Fix for a bug in AcctLog that caused to count traffic more than once
for hosts belonging to key ranges (which are compiled from tables'
category expressions) that happened to be adjacent in a database. I.e.,
if you specified a table's category expression like "10.10.0.0/24+10.1.255.0/24"
and there are no addresses between 10.1.255.255 and 10.10.0.0 in your
database, then traffic for hosts belonging to 10.10.0.0./24 would be
counted twice. This bug was introduced together with the new database
format.
Database format has been changed from hash to sorted B-tree for faster
data extraction.
Added web interface for AcctLog.
HTML report example included into the distribution.
AcctLog now checks the list names used in table or column category
expressions in AcctLog.conf to ensure they are defined in %lists
parameter. This can prevent problems caused by user mistprints.
TAS now can generate nice reports in HTML. Added -h switch for AcctLog
and "report_type" parameter to accounting.conf.
"Troubleshooting" section added to this documentation page.
Shell commands issued by AcctFetch to obtain traffic statistics from
routers have been made configureable with tas.conf.
Another "Use of unitialized value" warning has been fixed in AcctLog.

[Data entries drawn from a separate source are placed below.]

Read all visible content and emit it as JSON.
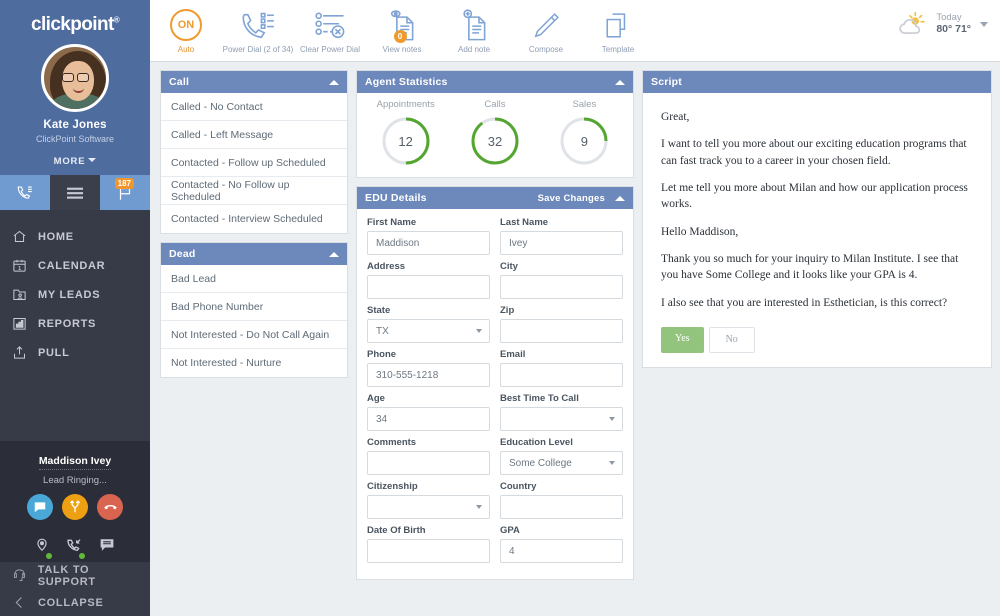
{
  "brand": {
    "logo": "clickpoint",
    "trademark": "®",
    "accent_blue": "#4e6c9e",
    "accent_orange": "#ef9a2e",
    "header_blue": "#6d88bb",
    "green": "#55a630"
  },
  "sidebar": {
    "user_name": "Kate Jones",
    "company": "ClickPoint Software",
    "more_label": "MORE",
    "flag_badge": "187",
    "nav": [
      {
        "label": "HOME",
        "icon": "home-icon"
      },
      {
        "label": "CALENDAR",
        "icon": "calendar-icon"
      },
      {
        "label": "MY LEADS",
        "icon": "leads-folder-icon"
      },
      {
        "label": "REPORTS",
        "icon": "bar-chart-icon"
      },
      {
        "label": "PULL",
        "icon": "upload-icon"
      }
    ],
    "call_card": {
      "lead_name": "Maddison Ivey",
      "status": "Lead Ringing...",
      "buttons": [
        {
          "name": "sms-button",
          "icon": "sms-icon"
        },
        {
          "name": "transfer-button",
          "icon": "transfer-icon"
        },
        {
          "name": "hangup-button",
          "icon": "hangup-icon"
        }
      ]
    },
    "bottom": [
      {
        "label": "TALK TO SUPPORT",
        "icon": "support-icon"
      },
      {
        "label": "COLLAPSE",
        "icon": "collapse-icon"
      }
    ]
  },
  "toolbar": {
    "items": [
      {
        "label": "Auto",
        "icon": "on-toggle-icon",
        "state": "ON"
      },
      {
        "label": "Power Dial (2 of 34)",
        "icon": "power-dial-icon"
      },
      {
        "label": "Clear Power Dial",
        "icon": "clear-power-dial-icon"
      },
      {
        "label": "View notes",
        "icon": "view-notes-icon",
        "badge": "0"
      },
      {
        "label": "Add note",
        "icon": "add-note-icon"
      },
      {
        "label": "Compose",
        "icon": "compose-pencil-icon"
      },
      {
        "label": "Template",
        "icon": "template-icon"
      }
    ],
    "weather": {
      "day": "Today",
      "temps": "80° 71°",
      "icon": "sun-cloud-icon"
    }
  },
  "call_panel": {
    "title": "Call",
    "items": [
      "Called - No Contact",
      "Called - Left Message",
      "Contacted - Follow up Scheduled",
      "Contacted - No Follow up Scheduled",
      "Contacted - Interview Scheduled"
    ]
  },
  "dead_panel": {
    "title": "Dead",
    "items": [
      "Bad Lead",
      "Bad Phone Number",
      "Not Interested - Do Not Call Again",
      "Not Interested - Nurture"
    ]
  },
  "agent_stats": {
    "title": "Agent Statistics",
    "gauges": [
      {
        "label": "Appointments",
        "value": "12",
        "percent": 50
      },
      {
        "label": "Calls",
        "value": "32",
        "percent": 90
      },
      {
        "label": "Sales",
        "value": "9",
        "percent": 25
      }
    ]
  },
  "edu_details": {
    "title": "EDU Details",
    "save_label": "Save Changes",
    "rows": [
      [
        {
          "label": "First Name",
          "value": "Maddison",
          "type": "text"
        },
        {
          "label": "Last Name",
          "value": "Ivey",
          "type": "text"
        }
      ],
      [
        {
          "label": "Address",
          "value": "",
          "type": "text"
        },
        {
          "label": "City",
          "value": "",
          "type": "text"
        }
      ],
      [
        {
          "label": "State",
          "value": "TX",
          "type": "select"
        },
        {
          "label": "Zip",
          "value": "",
          "type": "text"
        }
      ],
      [
        {
          "label": "Phone",
          "value": "310-555-1218",
          "type": "text"
        },
        {
          "label": "Email",
          "value": "",
          "type": "text"
        }
      ],
      [
        {
          "label": "Age",
          "value": "34",
          "type": "text"
        },
        {
          "label": "Best Time To Call",
          "value": "",
          "type": "select"
        }
      ],
      [
        {
          "label": "Comments",
          "value": "",
          "type": "text"
        },
        {
          "label": "Education Level",
          "value": "Some College",
          "type": "select"
        }
      ],
      [
        {
          "label": "Citizenship",
          "value": "",
          "type": "select"
        },
        {
          "label": "Country",
          "value": "",
          "type": "text"
        }
      ],
      [
        {
          "label": "Date Of Birth",
          "value": "",
          "type": "text"
        },
        {
          "label": "GPA",
          "value": "4",
          "type": "text"
        }
      ]
    ]
  },
  "script": {
    "title": "Script",
    "paragraphs": [
      "Great,",
      "I want to tell you more about our exciting education programs that can fast track you to a career in your chosen field.",
      "Let me tell you more about Milan and how our application process works.",
      "Hello Maddison,",
      "Thank you so much for your inquiry to Milan Institute.  I see that you have Some College and it looks like your GPA is 4.",
      "I also see that you are interested in Esthetician, is this correct?"
    ],
    "yes_label": "Yes",
    "no_label": "No"
  }
}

Many typos fixed in this documentation page.
Fixed a very stupid misprint in AcctJoin, made during the changes
of Jan 5, 2001, that caused to store number of packets instead of
number of bytes when adding data to the month database.
Fixed a minor bug in AcctLog that caused "Use of uninitialized value"
warning in some situations.
Fixed typo in AcctFetch.
SEEK_SET definition is now correctly taken from IO::Seekable module.
Removed unused variables from AcctSendmail and AcctMailgate.
Databases are not locked now - a stampfile is now locked instead.
AcctFetch now opens ip-database only after the data was fetched from
a router and then closes it before fetching data from another router.
Fix for bug with renaming current-day databases that were not processed
in time for some reason.
Accounting.conf now lets a user to specify which types of traffic to
process (directives process_ip, process_squid, process_sendmail,
process_mailgate), so there's no need any more to modify periodic
scripts if statistics for some types of traffic is not gathered.
Russian text accidentally remained in periodic scripts, was translated
into English.
Fix for squid's accounting database rotation failure in monthly
periodic script.
Fix for uninitialized value warning in AcctLog.
Configuration directory is now /usr/local/etc/tas instead of
/usr/local/etc/Scripts.
New configuration file tas.conf has been added, it lets to specify
a directory where accounting databases should reside.
Two configuration parameters added to accounting.conf: "compress_rotated"
to specify whether or not to compress rotated month databases and "keep"
to specify number of months to keep the data.
File permissions fixed for executable scripts so that they could be
run by any user. Thanks to Andreas Klemm (andreas@klemm.gtn.com).
The data fetched from a router now is accumulated in memory and
committed to a database only after the fetch is completed. Commitment
during fetching sometimes led to a db table damage (I don't know why).